Intel AMX and feature detection

Thu Jun 27 09:49:51 UTC 2024

There's this interesting project that is related:

https://github.com/YaSuenag/ffmasm

It can be used to create an executable memory segment with custom assembly.

However, the resulting code is not treated as an intrinsics, and even 
using the linker critical option is not enough to reach performance 
parity with vector API (of course).

Would be cool if there was a way to reconcile that project with the old 
code snippets one, perhaps via some restricted method :-)

Maurizio

On 21/06/2024 22:53, Paul Sandoz wrote:
>
>> On Jun 20, 2024, at 11:17 PM, Andrii Lomakin <andrii0lomakin at gmail.com> wrote:
>>
>> Hi Paul.
>>
>> Thank you for all your help.
>>
>> I will raise this topic again when float16 support is landed. You will
>> probably have new ideas about the details of the implementation till
>> this time.
>> I remember we already discussed the possibility of implementing
>> special vector shapes in another thread.
>>
>> I am afraid that fine-grained foreign memory calls will kill all
>> performance benefits.
> Yes, it might in its current form, even when linking to “critical” functions.
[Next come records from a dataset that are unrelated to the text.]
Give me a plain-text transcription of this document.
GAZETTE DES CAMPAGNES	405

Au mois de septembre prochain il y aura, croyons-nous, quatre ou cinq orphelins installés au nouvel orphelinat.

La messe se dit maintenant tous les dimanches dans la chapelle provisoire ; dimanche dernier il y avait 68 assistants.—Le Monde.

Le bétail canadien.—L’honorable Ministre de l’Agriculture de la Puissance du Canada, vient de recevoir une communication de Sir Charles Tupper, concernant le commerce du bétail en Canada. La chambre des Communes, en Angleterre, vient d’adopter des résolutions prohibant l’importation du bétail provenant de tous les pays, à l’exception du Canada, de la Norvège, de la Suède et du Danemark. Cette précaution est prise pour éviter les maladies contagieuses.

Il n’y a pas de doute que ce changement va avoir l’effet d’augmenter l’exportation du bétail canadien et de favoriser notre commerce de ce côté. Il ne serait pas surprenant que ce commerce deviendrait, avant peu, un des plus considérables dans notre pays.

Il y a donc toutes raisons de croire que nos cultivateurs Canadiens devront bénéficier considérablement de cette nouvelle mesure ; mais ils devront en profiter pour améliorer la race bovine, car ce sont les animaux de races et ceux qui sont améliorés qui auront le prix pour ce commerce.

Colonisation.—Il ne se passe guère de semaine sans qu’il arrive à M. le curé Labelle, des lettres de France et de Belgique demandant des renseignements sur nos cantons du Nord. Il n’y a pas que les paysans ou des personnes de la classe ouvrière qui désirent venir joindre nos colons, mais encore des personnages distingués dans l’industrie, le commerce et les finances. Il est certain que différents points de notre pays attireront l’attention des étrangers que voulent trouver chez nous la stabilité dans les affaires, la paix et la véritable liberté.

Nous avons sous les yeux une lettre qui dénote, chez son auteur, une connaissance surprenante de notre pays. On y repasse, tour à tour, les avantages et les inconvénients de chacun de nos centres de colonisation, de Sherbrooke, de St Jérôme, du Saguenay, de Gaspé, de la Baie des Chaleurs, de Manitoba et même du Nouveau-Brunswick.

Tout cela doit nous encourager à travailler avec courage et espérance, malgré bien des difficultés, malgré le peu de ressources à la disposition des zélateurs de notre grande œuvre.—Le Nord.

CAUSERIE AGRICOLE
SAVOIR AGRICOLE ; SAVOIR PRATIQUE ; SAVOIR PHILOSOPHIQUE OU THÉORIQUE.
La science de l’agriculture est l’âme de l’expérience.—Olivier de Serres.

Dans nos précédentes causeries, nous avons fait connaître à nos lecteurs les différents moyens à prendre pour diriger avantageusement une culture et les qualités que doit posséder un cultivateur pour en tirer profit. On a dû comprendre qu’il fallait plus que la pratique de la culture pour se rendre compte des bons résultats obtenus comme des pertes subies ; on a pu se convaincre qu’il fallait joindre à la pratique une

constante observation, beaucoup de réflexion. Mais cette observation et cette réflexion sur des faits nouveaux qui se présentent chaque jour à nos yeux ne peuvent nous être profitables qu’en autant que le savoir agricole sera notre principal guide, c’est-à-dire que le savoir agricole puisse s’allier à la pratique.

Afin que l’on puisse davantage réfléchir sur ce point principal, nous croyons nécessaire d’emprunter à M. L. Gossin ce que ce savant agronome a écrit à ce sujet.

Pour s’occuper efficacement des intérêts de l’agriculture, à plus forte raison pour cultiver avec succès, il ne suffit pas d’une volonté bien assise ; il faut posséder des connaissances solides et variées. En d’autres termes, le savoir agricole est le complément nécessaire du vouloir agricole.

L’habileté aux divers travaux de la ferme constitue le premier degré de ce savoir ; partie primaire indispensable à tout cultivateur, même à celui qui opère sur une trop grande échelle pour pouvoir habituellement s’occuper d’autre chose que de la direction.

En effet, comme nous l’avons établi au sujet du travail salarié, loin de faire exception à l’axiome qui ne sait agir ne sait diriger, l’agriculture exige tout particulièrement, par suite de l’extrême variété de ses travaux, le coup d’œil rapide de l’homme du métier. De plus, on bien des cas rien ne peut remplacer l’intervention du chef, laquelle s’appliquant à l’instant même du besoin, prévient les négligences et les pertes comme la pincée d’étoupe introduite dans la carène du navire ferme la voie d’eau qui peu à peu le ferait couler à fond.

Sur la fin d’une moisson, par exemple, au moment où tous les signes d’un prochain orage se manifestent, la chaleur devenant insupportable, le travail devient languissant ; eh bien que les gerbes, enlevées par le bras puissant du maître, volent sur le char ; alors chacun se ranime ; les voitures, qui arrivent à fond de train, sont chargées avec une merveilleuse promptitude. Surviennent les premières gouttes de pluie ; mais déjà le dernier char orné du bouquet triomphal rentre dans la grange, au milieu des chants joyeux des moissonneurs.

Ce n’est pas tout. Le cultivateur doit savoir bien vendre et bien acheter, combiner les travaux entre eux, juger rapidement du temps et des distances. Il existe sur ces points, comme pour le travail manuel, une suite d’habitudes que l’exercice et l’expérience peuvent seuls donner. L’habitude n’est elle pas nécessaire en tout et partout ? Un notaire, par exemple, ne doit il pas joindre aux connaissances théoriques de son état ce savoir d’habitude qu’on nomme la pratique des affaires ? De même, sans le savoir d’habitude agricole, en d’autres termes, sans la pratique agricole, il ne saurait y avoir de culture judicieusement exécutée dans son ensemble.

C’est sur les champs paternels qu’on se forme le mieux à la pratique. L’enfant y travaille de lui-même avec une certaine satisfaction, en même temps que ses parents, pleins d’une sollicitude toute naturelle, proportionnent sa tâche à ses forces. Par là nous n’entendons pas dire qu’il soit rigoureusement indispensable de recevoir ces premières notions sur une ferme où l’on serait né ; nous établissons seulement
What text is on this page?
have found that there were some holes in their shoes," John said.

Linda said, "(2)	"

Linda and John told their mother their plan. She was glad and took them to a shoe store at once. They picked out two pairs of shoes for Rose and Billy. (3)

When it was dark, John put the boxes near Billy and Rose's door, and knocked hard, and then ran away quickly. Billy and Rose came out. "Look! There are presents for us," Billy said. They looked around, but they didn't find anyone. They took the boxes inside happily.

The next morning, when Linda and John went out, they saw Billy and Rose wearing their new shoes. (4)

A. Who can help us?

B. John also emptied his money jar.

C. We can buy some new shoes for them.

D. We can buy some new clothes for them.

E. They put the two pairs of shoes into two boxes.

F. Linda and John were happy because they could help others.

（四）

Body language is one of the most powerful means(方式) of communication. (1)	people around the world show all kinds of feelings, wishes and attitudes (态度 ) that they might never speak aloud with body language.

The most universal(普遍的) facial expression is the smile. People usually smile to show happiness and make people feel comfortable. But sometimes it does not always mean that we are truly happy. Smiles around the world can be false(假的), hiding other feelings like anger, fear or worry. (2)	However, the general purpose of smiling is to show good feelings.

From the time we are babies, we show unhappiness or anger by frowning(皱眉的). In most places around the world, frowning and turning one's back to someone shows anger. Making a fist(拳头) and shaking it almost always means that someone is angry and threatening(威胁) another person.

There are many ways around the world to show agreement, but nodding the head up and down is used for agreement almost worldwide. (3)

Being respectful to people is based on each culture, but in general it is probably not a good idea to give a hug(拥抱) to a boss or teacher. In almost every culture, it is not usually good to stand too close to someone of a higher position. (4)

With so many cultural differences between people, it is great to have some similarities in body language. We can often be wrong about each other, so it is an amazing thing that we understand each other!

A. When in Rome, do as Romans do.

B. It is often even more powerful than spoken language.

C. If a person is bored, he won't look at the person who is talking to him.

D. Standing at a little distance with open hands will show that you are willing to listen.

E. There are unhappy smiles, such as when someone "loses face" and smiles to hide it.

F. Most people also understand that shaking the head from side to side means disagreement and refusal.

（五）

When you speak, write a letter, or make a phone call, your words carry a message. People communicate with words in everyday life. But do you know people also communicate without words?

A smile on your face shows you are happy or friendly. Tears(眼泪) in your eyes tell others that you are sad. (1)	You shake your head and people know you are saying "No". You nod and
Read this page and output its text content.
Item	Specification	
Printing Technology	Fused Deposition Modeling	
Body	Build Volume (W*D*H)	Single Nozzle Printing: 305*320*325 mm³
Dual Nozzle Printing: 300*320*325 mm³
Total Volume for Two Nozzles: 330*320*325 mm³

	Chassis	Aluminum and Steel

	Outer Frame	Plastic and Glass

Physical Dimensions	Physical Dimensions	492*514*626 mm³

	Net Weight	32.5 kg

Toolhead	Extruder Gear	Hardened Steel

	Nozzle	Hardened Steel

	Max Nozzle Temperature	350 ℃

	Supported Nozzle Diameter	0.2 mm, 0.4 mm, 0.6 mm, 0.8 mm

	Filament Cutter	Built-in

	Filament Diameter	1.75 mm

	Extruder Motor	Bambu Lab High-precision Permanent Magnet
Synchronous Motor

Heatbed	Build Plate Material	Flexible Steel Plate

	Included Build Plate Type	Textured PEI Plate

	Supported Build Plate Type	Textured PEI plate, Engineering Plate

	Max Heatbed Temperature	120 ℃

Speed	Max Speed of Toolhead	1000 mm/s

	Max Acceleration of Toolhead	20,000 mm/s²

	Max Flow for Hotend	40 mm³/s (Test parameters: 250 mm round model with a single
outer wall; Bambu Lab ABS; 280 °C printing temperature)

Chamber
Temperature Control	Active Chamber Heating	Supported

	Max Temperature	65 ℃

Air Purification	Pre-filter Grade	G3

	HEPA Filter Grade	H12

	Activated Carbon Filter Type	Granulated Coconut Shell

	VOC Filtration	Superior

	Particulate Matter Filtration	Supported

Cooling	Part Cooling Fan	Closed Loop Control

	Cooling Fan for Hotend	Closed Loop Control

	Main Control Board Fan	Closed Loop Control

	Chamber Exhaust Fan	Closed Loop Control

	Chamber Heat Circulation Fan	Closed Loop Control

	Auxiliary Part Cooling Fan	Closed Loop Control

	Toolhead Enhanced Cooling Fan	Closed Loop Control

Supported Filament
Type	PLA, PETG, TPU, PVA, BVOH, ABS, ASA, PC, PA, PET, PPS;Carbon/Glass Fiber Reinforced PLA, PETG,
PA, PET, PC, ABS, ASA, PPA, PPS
I mostly mention it as a way to more quickly experiment with AMX and Java.
>
> Out first experiments leveraging vector hardware instructions in Java used a technique we called code snippets where we could bind a method handle to some x86 code via a calling convention (see this presentation [1] from slide 37). It was effective for experimenting, and did not have the VM/native transition costs currently associated with Panama. Something of that nature might allow users to link to more specialized instructions, similarly as if it was a compiler intrinsic (a downside is the code snippet is opaque to C2).
>
> Paul.
>
> [1] https://cr.openjdk.org/~psandoz/conferences/2015-JavaOne/j1-2015-unsafe-CON7076.pdf
>
>> On Thu, Jun 20, 2024 at 8:55 PM Paul Sandoz <paul.sandoz at oracle.com> wrote:
>>> Hi Andrii,
>>>
>>> We have thought about AMX a little bit, but nothing concrete has emerged so far. It may be we can lean on special vector shapes (e.g. viewed linearly with a max size of 1024Kb), where vectors of such shapes would correspond to tile registers that can be used with a limited set of operators supported in the hardware e.g., DOT.  I believe the element types supported are int8 and float16, and the Vector API would need to be extended for that (we are investigating float16). One challenge might be to manage the register file, which I believe is programmable, and it may require that some sort of scoped execution to configure/release.
>>>
>>> As an interim experiment it may be possible to leverage Panama and native methods using the AMX intrinsics.
>>>
>>> No current plans to support a feature detection API. On architectures that don’t support explicit mask registers and mask register accepting instructions we emulate using vector registers and blend instructions, as you indicate.
>>>
>>> Paul.
>>>
>>>> On Jun 16, 2024, at 9:26 PM, Andrii Lomakin <andrii0lomakin at gmail.com> wrote:
>>>>
>>>> Hi guys.
>>>>
>>>> I have three  questions:
>>>>
>>>> 1.   Do you plan to add support for Intel AMX instructions? According
>>>> to Intel reports, it can add 2-3 times speedup in deep learning model
>>>> inference.
>>>> 2. The next question follows from the first one. Even now, masks are
>>>> not supported in every architecture, but AFAIK, there is no way to
>>>> detect whether they are supported at runtime. Do you plan to provide a
>>>> so-called "feature detection" API?
>>>> 3. And the last question: even on older sets of commands, there are
>>>> some that use register values as masks, blending, for example. Will
>>>> those instructions be supported on architectures that do not support
>>>> masking registers per se?